What are the normal subgroups of S3?

The normal subgroups of S3 are the identity group, \{e,(123),(132)\}, and S3 itself. To prove this, a subgroup of S_3, say N, is a normal subgroup of G if gNg^{-1} \in N for all g \in G.

Proof. We start with the identity group \{e\}. This is straightforward as we get geg^{-1} = gg^{-1} = e \in \{e\} for all g \in G. Therefore \{e\} is a normal subgroup.
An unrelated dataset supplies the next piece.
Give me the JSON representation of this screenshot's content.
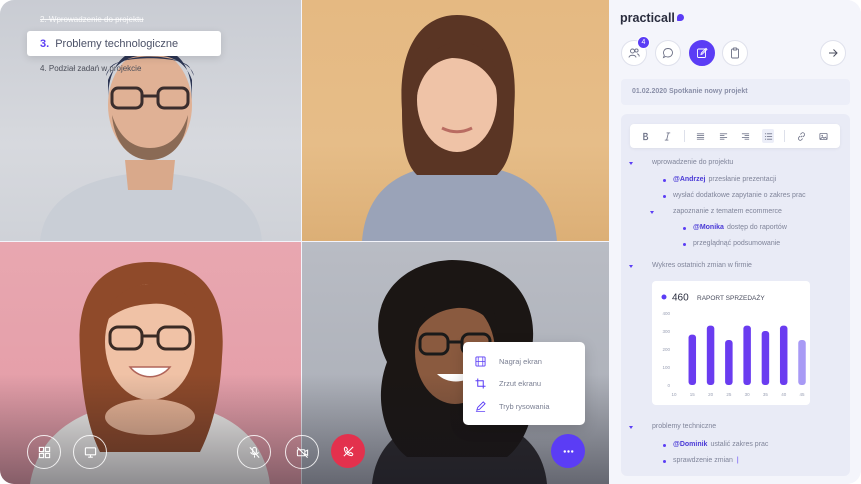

Next, we will look at the subgroups of order 2, i.e., \{e, (12)\}, \{e, (13)\} and \{e, (23)\}. We see that none of them are normal subgroups:
\begin{align*}
(13)(12)(31) &= (23) \not \in \{e,(12)\} \\ 
(23)(13)(32) &= (12) \not \in \{e,(13)\} \\ 
(12)(23)(21) &= (13) \not \in \{e,(23)\} \\ 
\end{align*}
Our last subgroup which we need to check is the subgroup of order 3, i.e., \{e,(123),(132)\}. This is a normal subgroup because:
\begin{align*}
e(123)e &= (123) \\ 
(12)(123)(21) &= (132) \\ 
(13)(123)(31) &= (132) \\ 
(23)(123)(32) &= (132) \\ 
(123)(123)(321) &= (123) \\ 
(132)(123)(231) &= (123) \\ 
\end{align*}
and
\begin{align*}
e(132)e &= (132) \\ 
(12)(132)(21) &= (123) \\ 
(13)(132)(31) &= (123) \\ 
(23)(132)(32) &= (123) \\ 
(123)(132)(321) &= (132) \\ 
(132)(132)(231) &= (132) \\ 
\end{align*}
As S_3 is closed under composite, we have that S_3 is a normal subgroup itself. So we have proved that the identity group, the alternating group of degree 3, and S3 itself are the normal subgroups of S3.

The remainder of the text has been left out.